Golden Algae, Yellow-Green Algae, and Diatoms

Members of Chrysophyta, Xanthophyta, and Bacillariophyta range in size from microscopic, unicellular organisms to relatively small but visible, filamentous types. Although species in each division vary widely from those of the other divisions in form and structure, the groups are united by certain fundamental characteristics. (In fact, some sources do not recognize three separate divisions but instead classify yellow-green algae and diatoms under Chrysophyta.)


Common traits include the presence (in addition to chlorophyll of the a-type) of specific carotenoid accessory pigments (carotenes and xanthophylls), which may or may not mask the green color of chlorophyll a, and the elaboration of oil or a peculiar carbohydrate, chrysose (leucosin), as a product of assimilation (in which nutrients are either transformed or incorporated into protoplasm). The pigments are localized in special structures called chromatophores. Impregnation of the cell wall with silica is widespread in the group, and movement by means of flagella (whiplike processes) is common in many of the unicellular forms and in the sexual reproductive cells. The divisions are distinguished by the following characteristics:

Chrysophyta - chromatophores are golden yellow to brown; unicellular to filamentous
Xanthophyta - chromatophores are green or greenish; unicellular to filamentous
Bacillariophyta - chromatophores are brown; unicellular with an outer sheath, or frustule, of silica.

Chrysophyta species typically move by means of two flagella of unequal length. Many formerly were regarded as protozoa. However, some types are nonmotile, and others show creeping amoeboid movement by means of protoplasmic extrusions. Most of the forms are freshwater.
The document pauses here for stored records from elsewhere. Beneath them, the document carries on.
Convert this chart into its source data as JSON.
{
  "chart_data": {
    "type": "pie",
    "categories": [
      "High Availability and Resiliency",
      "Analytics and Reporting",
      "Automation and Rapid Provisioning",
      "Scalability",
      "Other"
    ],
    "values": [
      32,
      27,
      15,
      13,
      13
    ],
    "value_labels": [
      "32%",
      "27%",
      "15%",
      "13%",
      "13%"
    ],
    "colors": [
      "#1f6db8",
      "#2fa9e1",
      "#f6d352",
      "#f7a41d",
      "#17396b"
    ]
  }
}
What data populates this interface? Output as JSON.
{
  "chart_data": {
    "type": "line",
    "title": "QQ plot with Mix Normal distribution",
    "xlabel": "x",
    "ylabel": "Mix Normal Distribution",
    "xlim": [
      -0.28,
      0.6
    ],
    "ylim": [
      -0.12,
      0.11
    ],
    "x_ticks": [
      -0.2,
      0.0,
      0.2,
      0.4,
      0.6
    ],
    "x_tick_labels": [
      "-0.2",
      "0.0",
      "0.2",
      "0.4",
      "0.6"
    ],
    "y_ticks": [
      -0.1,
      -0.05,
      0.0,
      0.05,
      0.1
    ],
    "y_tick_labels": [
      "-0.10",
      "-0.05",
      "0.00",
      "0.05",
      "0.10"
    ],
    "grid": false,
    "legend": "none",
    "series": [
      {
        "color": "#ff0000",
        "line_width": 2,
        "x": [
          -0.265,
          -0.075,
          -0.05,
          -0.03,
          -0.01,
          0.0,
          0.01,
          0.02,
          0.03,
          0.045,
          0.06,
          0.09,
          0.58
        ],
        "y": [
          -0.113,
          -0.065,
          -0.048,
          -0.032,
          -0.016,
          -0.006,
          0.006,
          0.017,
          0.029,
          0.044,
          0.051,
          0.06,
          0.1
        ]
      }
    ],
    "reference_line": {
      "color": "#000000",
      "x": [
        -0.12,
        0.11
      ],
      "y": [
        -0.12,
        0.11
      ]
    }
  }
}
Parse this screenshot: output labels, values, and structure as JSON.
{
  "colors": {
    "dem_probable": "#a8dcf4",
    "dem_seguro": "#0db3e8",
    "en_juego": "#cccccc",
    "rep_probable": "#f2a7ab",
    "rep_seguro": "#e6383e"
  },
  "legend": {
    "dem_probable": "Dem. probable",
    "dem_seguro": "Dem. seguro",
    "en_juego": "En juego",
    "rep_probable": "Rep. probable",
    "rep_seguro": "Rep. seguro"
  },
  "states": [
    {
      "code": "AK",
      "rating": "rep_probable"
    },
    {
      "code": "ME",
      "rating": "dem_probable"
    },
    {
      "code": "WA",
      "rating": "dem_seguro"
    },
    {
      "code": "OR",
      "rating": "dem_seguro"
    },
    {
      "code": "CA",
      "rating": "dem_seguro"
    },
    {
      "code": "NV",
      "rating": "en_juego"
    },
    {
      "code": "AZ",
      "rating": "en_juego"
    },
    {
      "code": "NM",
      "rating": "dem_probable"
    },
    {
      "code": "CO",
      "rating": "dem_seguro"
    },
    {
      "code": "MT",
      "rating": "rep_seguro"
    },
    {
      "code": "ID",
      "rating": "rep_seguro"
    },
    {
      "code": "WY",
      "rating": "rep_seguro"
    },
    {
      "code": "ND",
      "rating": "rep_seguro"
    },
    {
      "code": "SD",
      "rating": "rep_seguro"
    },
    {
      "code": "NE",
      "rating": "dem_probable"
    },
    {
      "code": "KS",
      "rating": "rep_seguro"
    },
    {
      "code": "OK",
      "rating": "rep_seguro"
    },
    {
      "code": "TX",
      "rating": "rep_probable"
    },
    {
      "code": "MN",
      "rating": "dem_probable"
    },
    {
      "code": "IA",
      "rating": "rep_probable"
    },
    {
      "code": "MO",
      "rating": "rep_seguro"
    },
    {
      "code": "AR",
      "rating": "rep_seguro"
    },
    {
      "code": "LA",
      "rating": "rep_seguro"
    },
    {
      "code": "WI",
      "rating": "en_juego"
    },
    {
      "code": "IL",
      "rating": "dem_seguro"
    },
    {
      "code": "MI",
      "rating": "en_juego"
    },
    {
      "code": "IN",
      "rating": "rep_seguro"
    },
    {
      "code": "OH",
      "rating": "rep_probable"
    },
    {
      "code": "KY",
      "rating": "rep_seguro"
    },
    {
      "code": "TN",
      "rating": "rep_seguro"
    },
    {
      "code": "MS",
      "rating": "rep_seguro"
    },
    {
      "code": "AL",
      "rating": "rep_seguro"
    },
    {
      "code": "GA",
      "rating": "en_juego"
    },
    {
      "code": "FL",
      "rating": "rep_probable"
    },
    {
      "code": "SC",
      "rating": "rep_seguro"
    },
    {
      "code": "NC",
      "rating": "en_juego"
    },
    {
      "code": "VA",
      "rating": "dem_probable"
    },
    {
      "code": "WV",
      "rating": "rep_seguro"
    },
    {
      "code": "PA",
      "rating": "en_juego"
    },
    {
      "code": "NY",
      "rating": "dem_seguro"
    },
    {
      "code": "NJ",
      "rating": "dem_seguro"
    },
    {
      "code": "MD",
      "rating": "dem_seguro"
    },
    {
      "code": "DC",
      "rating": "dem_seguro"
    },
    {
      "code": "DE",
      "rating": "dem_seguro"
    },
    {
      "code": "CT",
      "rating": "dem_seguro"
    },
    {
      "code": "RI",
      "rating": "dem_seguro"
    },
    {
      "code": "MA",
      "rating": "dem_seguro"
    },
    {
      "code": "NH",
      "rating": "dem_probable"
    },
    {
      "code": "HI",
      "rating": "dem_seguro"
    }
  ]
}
Certain forms of Xanthophyta use two unequal flagella for motility; others use creeping amoeboid movements. Some (such as those of the genus Vaucheria) form a tubular, unpartitioned, thallus (body), producing multinucleate and multiflagellate zoospores. Xanthophyta contains mainly freshwater and terrestrial species.

Bacillariophyta is peculiar in the form of the silica sheath, or frustule, that it possesses. This consists of two distinct, overlapping halves and is ornamented with symmetrically arranged pores that have a complex ultramicroscopic structure. The symmetry may be radial (around a central axis), as in the order Centrales, or bilateral (right and left sides as mirror images), as in the order Pennales. Free-floating diatoms are an important type of marine and freshwater plankton. Some species form colonies by aggregation of the individual cells.